Frankly Speaking: Obsolete defined

17.01.2006
In the wake of Microsoft 's early release of its patch for the WMF problem, lots of Windows users are unhappy. They complain that Microsoft's patch is designed for Windows XP and 2000, not Windows NT, ME, 98 or 95, even though those operating systems are also vulnerable and tens of millions of copies are still in use. Of course, we all know why Microsoft didn't patch those older Windows versions: They're obsolete.

Hewlett-Packard 's midrange MPE operating system is obsolete too. Anyway, that's HP's story. MPE users, several thousand strong, believe MPE still works just fine. In December, HP agreed to extend support for those users for three more years.

Obsolescence is a much more slippery concept than it first appears.

That shouldn't be a big surprise. Vendors call something obsolete when they can no longer make money selling it. IT shops say the same thing isn't obsolete until we can no longer make money using it -- or maybe just until it no longer fits into our corporate IT architectures.

And end users, the people at their desks? Many of them believe a familiar IT system isn't obsolete until the pain involved in getting it to do what's needed is a lot greater than the pain of migrating to something new.

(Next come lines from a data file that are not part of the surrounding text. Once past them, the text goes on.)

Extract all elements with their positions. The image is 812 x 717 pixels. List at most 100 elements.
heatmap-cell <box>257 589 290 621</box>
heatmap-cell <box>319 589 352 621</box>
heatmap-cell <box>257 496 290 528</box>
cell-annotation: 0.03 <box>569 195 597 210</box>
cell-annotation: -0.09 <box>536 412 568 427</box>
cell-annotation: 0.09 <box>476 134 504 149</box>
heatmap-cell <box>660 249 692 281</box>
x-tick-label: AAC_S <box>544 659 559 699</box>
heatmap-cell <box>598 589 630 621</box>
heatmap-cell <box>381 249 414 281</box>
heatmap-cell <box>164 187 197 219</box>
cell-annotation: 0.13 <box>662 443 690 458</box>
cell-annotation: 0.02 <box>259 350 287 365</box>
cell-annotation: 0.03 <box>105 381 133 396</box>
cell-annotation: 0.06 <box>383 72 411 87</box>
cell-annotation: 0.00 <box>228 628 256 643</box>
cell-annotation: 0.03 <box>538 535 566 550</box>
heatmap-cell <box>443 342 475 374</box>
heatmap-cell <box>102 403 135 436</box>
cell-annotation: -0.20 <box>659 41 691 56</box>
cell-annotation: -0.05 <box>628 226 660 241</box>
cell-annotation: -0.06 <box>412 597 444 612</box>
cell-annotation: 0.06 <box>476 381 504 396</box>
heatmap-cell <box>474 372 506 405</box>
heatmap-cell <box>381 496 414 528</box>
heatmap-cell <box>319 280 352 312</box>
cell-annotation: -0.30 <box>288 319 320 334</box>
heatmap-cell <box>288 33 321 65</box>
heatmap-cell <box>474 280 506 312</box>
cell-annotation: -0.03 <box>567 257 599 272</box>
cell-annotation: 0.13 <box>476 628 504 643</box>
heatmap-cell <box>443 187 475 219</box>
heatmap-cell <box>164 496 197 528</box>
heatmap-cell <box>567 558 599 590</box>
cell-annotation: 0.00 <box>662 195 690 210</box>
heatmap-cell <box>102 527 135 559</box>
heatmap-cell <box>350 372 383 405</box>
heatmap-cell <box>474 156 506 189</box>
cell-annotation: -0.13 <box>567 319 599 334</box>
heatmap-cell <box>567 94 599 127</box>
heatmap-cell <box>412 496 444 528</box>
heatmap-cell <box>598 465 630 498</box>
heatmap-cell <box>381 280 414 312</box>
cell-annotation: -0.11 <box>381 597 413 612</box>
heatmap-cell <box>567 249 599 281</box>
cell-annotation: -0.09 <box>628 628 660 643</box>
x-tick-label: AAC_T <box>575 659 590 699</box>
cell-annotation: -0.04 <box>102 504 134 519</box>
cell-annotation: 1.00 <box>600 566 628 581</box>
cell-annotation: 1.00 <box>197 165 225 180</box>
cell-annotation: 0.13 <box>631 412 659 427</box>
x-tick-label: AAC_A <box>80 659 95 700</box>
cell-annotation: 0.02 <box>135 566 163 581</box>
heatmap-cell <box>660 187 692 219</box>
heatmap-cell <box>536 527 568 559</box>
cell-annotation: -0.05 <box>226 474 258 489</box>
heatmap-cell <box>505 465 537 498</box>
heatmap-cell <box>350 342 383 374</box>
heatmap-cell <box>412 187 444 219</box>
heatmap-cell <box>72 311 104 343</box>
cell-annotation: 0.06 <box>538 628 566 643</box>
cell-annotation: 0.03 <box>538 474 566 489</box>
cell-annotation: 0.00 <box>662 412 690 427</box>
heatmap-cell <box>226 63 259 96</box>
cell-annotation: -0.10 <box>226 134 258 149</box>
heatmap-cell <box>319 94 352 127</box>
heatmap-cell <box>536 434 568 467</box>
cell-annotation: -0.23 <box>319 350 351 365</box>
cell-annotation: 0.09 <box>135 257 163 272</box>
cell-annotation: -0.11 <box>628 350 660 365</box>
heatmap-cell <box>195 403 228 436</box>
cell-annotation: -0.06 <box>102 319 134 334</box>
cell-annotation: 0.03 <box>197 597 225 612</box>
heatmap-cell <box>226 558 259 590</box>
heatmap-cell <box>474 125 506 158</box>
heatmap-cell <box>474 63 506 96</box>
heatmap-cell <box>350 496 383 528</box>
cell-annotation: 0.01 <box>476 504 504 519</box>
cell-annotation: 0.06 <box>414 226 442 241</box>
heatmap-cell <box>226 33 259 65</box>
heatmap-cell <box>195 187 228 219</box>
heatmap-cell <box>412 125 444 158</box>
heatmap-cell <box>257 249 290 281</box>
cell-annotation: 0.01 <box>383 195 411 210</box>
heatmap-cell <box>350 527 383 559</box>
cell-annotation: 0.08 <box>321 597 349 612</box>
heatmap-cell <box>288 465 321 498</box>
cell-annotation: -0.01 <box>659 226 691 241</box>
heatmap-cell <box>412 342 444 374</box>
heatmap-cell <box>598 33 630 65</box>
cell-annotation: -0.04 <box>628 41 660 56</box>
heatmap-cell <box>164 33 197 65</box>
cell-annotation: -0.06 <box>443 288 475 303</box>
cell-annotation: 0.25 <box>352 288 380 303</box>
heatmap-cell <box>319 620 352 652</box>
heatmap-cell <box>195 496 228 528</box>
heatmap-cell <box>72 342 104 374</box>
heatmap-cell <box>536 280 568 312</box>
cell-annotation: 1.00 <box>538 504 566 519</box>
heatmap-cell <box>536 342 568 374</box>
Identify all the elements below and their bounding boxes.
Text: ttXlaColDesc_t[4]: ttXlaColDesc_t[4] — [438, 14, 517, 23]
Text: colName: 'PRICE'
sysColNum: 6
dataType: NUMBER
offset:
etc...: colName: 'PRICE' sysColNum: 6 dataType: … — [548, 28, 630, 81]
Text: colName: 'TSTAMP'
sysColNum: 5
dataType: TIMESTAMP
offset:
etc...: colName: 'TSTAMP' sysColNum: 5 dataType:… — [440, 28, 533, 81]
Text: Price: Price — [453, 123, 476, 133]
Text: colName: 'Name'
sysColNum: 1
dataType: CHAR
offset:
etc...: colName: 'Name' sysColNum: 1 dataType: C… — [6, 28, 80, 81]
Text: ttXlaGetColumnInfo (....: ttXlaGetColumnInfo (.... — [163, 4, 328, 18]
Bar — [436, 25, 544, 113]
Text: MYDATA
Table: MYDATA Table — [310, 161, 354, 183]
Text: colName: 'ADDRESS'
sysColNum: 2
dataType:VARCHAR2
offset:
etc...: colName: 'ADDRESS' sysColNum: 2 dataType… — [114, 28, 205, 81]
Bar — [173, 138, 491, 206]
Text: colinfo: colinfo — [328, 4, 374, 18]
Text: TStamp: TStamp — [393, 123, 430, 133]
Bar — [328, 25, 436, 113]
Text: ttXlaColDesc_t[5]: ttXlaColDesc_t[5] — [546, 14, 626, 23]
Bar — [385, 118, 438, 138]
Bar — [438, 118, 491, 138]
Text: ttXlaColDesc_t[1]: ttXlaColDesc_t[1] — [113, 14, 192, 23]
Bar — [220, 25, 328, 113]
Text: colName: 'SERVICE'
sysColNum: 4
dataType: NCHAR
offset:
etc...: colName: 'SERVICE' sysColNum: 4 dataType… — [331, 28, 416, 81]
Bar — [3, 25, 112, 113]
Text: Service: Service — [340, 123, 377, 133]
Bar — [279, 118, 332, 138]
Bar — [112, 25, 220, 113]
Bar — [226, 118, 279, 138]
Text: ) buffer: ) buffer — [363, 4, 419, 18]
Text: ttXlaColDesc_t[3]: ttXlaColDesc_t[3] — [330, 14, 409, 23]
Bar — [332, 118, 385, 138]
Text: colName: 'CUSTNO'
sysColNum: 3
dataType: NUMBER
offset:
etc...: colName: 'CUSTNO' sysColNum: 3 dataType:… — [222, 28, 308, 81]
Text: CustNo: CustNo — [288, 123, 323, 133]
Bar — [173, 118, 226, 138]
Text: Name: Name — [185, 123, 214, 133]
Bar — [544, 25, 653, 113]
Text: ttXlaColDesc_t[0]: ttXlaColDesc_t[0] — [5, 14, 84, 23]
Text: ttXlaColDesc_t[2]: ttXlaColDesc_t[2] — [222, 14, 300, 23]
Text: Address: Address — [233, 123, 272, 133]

Still profitable, still useful, still bearable. Whose definition of obsolete is right? All of them. And they interact. When a vendor declares that a venerable product is going end-of-life, it's likely to be tagged for removal from corporate IT's plans. But users don't like that. Change means disruption. They push back against IT. IT pushes back against the vendor. And obsolescence gets redefined again.